I've been reading Richard Foster for the first time in a long while, doing some re-reading of chapters in his excellent book Prayer: Finding the Heart's True Home and also reading (for the first time) his small devotional book Seeking the Kingdom. Foster's long been a favorite of mine, but that doesn't mean his books make me comfortable. In fact, they often push me to reflect on my life in ways that reveal a lot of uncomfortable truths and areas that need the loving work of the Holy Spirit to change and heal.
I actually haven't been able to get past the very first devotional in Seeking the Kingdom, because there's so much to chew on in just those few pages. I'm still working on it, and letting it work on me. He asks the seemingly simple question: "What Keeps Us From Praying?" and suggests that it's not the outwardly obvious answer -- not enough time, too busy -- that's the most important answer. He points out that we don't let lack of time or busyness stop us from doing other necessary and important things, like eating or sleeping or making love (and let's be honest, most of us don't let lack of time and too much to do stop us from doing less essential things like watching t.v. or blogging, for instance!).
So: what keeps us from praying? Is there a lack of confidence that God is listening? A lack of trust or hope? A feeling that we're not "doing it right" or need to become better people with purer motives before we can approach God?

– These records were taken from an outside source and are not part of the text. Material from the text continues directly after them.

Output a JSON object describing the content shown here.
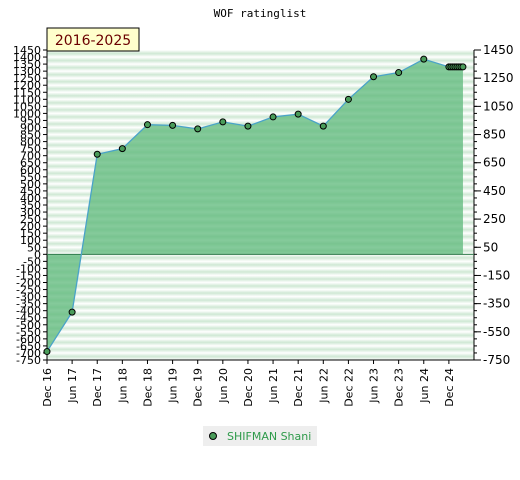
{
  "chart_data": {
    "type": "line",
    "title": "WOF ratinglist",
    "badge": "2016-2025",
    "x_tick_labels": [
      "Dec 16",
      "Jun 17",
      "Dec 17",
      "Jun 18",
      "Dec 18",
      "Jun 19",
      "Dec 19",
      "Jun 20",
      "Dec 20",
      "Jun 21",
      "Dec 21",
      "Jun 22",
      "Dec 22",
      "Jun 23",
      "Dec 23",
      "Jun 24",
      "Dec 24"
    ],
    "y_left_ticks": [
      1450,
      1400,
      1350,
      1300,
      1250,
      1200,
      1150,
      1100,
      1050,
      1000,
      950,
      900,
      850,
      800,
      750,
      700,
      650,
      600,
      550,
      500,
      450,
      400,
      350,
      300,
      250,
      200,
      150,
      100,
      50,
      0,
      -50,
      -100,
      -150,
      -200,
      -250,
      -300,
      -350,
      -400,
      -450,
      -500,
      -550,
      -600,
      -650,
      -700,
      -750
    ],
    "y_right_ticks": [
      1450,
      1250,
      1050,
      850,
      650,
      450,
      250,
      50,
      -150,
      -350,
      -550,
      -750
    ],
    "ylim": [
      -750,
      1450
    ],
    "grid": true,
    "legend_position": "bottom-center",
    "series": [
      {
        "name": "SHIFMAN Shani",
        "color": "#4aa3c8",
        "fill": "#5cb87a",
        "marker": "#4a9c5a",
        "x": [
          0,
          1,
          2,
          3,
          4,
          5,
          6,
          7,
          8,
          9,
          10,
          11,
          12,
          13,
          14,
          15,
          16,
          16.08,
          16.16,
          16.24,
          16.32,
          16.4,
          16.48,
          16.56
        ],
        "values": [
          -690,
          -410,
          710,
          750,
          920,
          915,
          890,
          940,
          910,
          975,
          995,
          910,
          1100,
          1260,
          1290,
          1385,
          1330,
          1330,
          1330,
          1330,
          1330,
          1330,
          1330,
          1330
        ]
      }
    ]
  }
}
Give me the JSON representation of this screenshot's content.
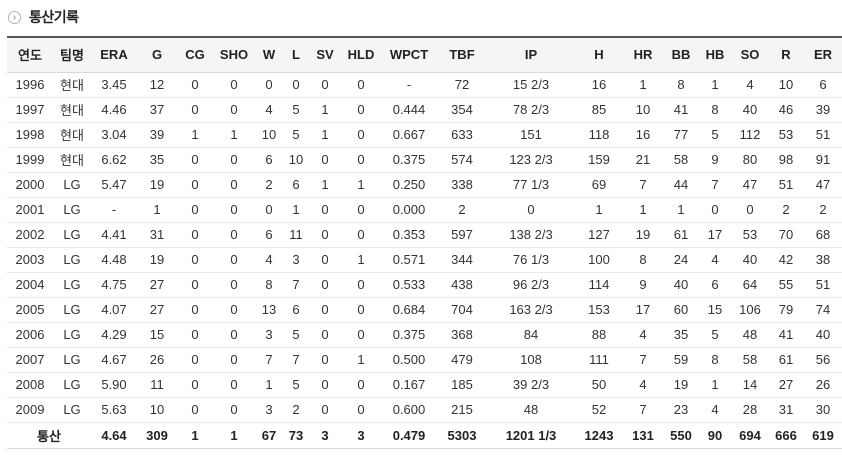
{
  "section": {
    "title": "통산기록",
    "title_icon": "chevron-circle-icon"
  },
  "table": {
    "columns": [
      "연도",
      "팀명",
      "ERA",
      "G",
      "CG",
      "SHO",
      "W",
      "L",
      "SV",
      "HLD",
      "WPCT",
      "TBF",
      "IP",
      "H",
      "HR",
      "BB",
      "HB",
      "SO",
      "R",
      "ER"
    ],
    "rows": [
      [
        "1996",
        "현대",
        "3.45",
        "12",
        "0",
        "0",
        "0",
        "0",
        "0",
        "0",
        "-",
        "72",
        "15 2/3",
        "16",
        "1",
        "8",
        "1",
        "4",
        "10",
        "6"
      ],
      [
        "1997",
        "현대",
        "4.46",
        "37",
        "0",
        "0",
        "4",
        "5",
        "1",
        "0",
        "0.444",
        "354",
        "78 2/3",
        "85",
        "10",
        "41",
        "8",
        "40",
        "46",
        "39"
      ],
      [
        "1998",
        "현대",
        "3.04",
        "39",
        "1",
        "1",
        "10",
        "5",
        "1",
        "0",
        "0.667",
        "633",
        "151",
        "118",
        "16",
        "77",
        "5",
        "112",
        "53",
        "51"
      ],
      [
        "1999",
        "현대",
        "6.62",
        "35",
        "0",
        "0",
        "6",
        "10",
        "0",
        "0",
        "0.375",
        "574",
        "123 2/3",
        "159",
        "21",
        "58",
        "9",
        "80",
        "98",
        "91"
      ],
      [
        "2000",
        "LG",
        "5.47",
        "19",
        "0",
        "0",
        "2",
        "6",
        "1",
        "1",
        "0.250",
        "338",
        "77 1/3",
        "69",
        "7",
        "44",
        "7",
        "47",
        "51",
        "47"
      ],
      [
        "2001",
        "LG",
        "-",
        "1",
        "0",
        "0",
        "0",
        "1",
        "0",
        "0",
        "0.000",
        "2",
        "0",
        "1",
        "1",
        "1",
        "0",
        "0",
        "2",
        "2"
      ],
      [
        "2002",
        "LG",
        "4.41",
        "31",
        "0",
        "0",
        "6",
        "11",
        "0",
        "0",
        "0.353",
        "597",
        "138 2/3",
        "127",
        "19",
        "61",
        "17",
        "53",
        "70",
        "68"
      ],
      [
        "2003",
        "LG",
        "4.48",
        "19",
        "0",
        "0",
        "4",
        "3",
        "0",
        "1",
        "0.571",
        "344",
        "76 1/3",
        "100",
        "8",
        "24",
        "4",
        "40",
        "42",
        "38"
      ],
      [
        "2004",
        "LG",
        "4.75",
        "27",
        "0",
        "0",
        "8",
        "7",
        "0",
        "0",
        "0.533",
        "438",
        "96 2/3",
        "114",
        "9",
        "40",
        "6",
        "64",
        "55",
        "51"
      ],
      [
        "2005",
        "LG",
        "4.07",
        "27",
        "0",
        "0",
        "13",
        "6",
        "0",
        "0",
        "0.684",
        "704",
        "163 2/3",
        "153",
        "17",
        "60",
        "15",
        "106",
        "79",
        "74"
      ],
      [
        "2006",
        "LG",
        "4.29",
        "15",
        "0",
        "0",
        "3",
        "5",
        "0",
        "0",
        "0.375",
        "368",
        "84",
        "88",
        "4",
        "35",
        "5",
        "48",
        "41",
        "40"
      ],
      [
        "2007",
        "LG",
        "4.67",
        "26",
        "0",
        "0",
        "7",
        "7",
        "0",
        "1",
        "0.500",
        "479",
        "108",
        "111",
        "7",
        "59",
        "8",
        "58",
        "61",
        "56"
      ],
      [
        "2008",
        "LG",
        "5.90",
        "11",
        "0",
        "0",
        "1",
        "5",
        "0",
        "0",
        "0.167",
        "185",
        "39 2/3",
        "50",
        "4",
        "19",
        "1",
        "14",
        "27",
        "26"
      ],
      [
        "2009",
        "LG",
        "5.63",
        "10",
        "0",
        "0",
        "3",
        "2",
        "0",
        "0",
        "0.600",
        "215",
        "48",
        "52",
        "7",
        "23",
        "4",
        "28",
        "31",
        "30"
      ]
    ],
    "total_row": {
      "label": "통산",
      "values": [
        "4.64",
        "309",
        "1",
        "1",
        "67",
        "73",
        "3",
        "3",
        "0.479",
        "5303",
        "1201 1/3",
        "1243",
        "131",
        "550",
        "90",
        "694",
        "666",
        "619"
      ]
    }
  },
  "colors": {
    "header_background": "#f5f5f5",
    "table_top_border": "#565656",
    "row_divider": "#e9e9e9",
    "text": "#333333"
  }
}
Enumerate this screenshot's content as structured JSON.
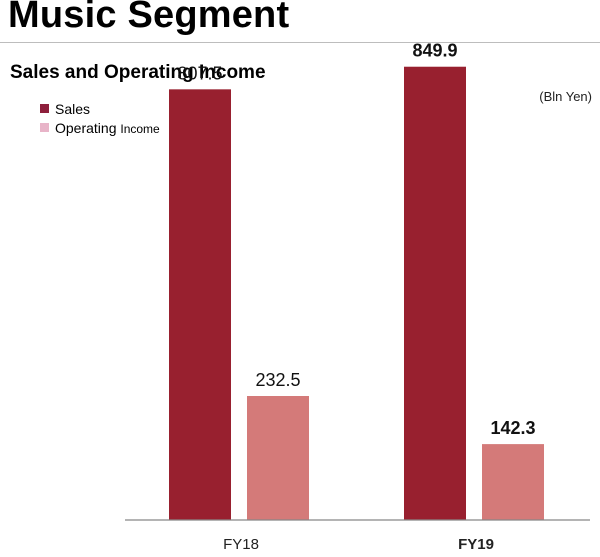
{
  "page_title": "Music Segment",
  "chart_title": "Sales and Operating Income",
  "unit": "(Bln Yen)",
  "legend": [
    {
      "label_main": "Operating",
      "label_small": "",
      "color": "#8e1f3c"
    },
    {
      "label_main": "Operating",
      "label_small": "Income",
      "color": "#e8b4c8"
    }
  ],
  "colors": {
    "sales_bar": "#98202f",
    "income_bar": "#d47a79",
    "axis": "#888888"
  },
  "chart_data": {
    "type": "bar",
    "categories": [
      "FY18",
      "FY19"
    ],
    "category_bold": [
      false,
      true
    ],
    "series": [
      {
        "name": "Sales",
        "values": [
          807.5,
          849.9
        ],
        "labels": [
          "807.5",
          "849.9"
        ]
      },
      {
        "name": "Operating Income",
        "values": [
          232.5,
          142.3
        ],
        "labels": [
          "232.5",
          "142.3"
        ]
      }
    ],
    "ylim": [
      0,
      900
    ],
    "grid": false,
    "legend_position": "top-left"
  }
}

This has been a rich but sometimes painful question for me to grapple with, because I've been realizing that I have some real fears lurking right now -- about the call we're trying to discern, and our shaky life situation -- and that I sometimes act as though God is someone other than I know him to be, as though I'm afraid he is a hard taskmaster, one who's just out to ask me to be or do something that I don't want to be. I know better than this, from my own life with God in Christ and from the witness of the Scriptures. So why would I assume that God would only call me to something hard, or painful, or (and here's a big one) why would I assume that if God did call me to something difficult that he would not lovingly prepare and equip me to answer the call? Yes, he does sometimes call us to things we could never imagine for ourselves, and he sometimes calls us to give up even good things, but I know he is trustworthy and GOOD. I also know that he understands my human frailty and exhaustion, and that he knows my real deep needs for rest and refreshment. When the hard things come, they come with his permission and they come in the context of my relationship with Him. He uses them to shape me and in order to shape his Kingdom. That's the bottomline. And while I do know it with my head and with my heart, I've been realizing I am not always putting my trust into active practice...hence my prayers (their faintheartedness, their lack).
Foster is very helpful not only because he asks hard questions, but he gently suggests ways to begin to work through them. In this case, he suggests that we make a list of all the reasons that we don't pray, and then take that list to God. And what he doesn't say, but what you begin to realize as you follow the instructions of this spiritual exercise, is that by taking this honest list to God, by admitting your lacks and fears and hopes and everything else and laying those things at God's feet, you are indeed praying.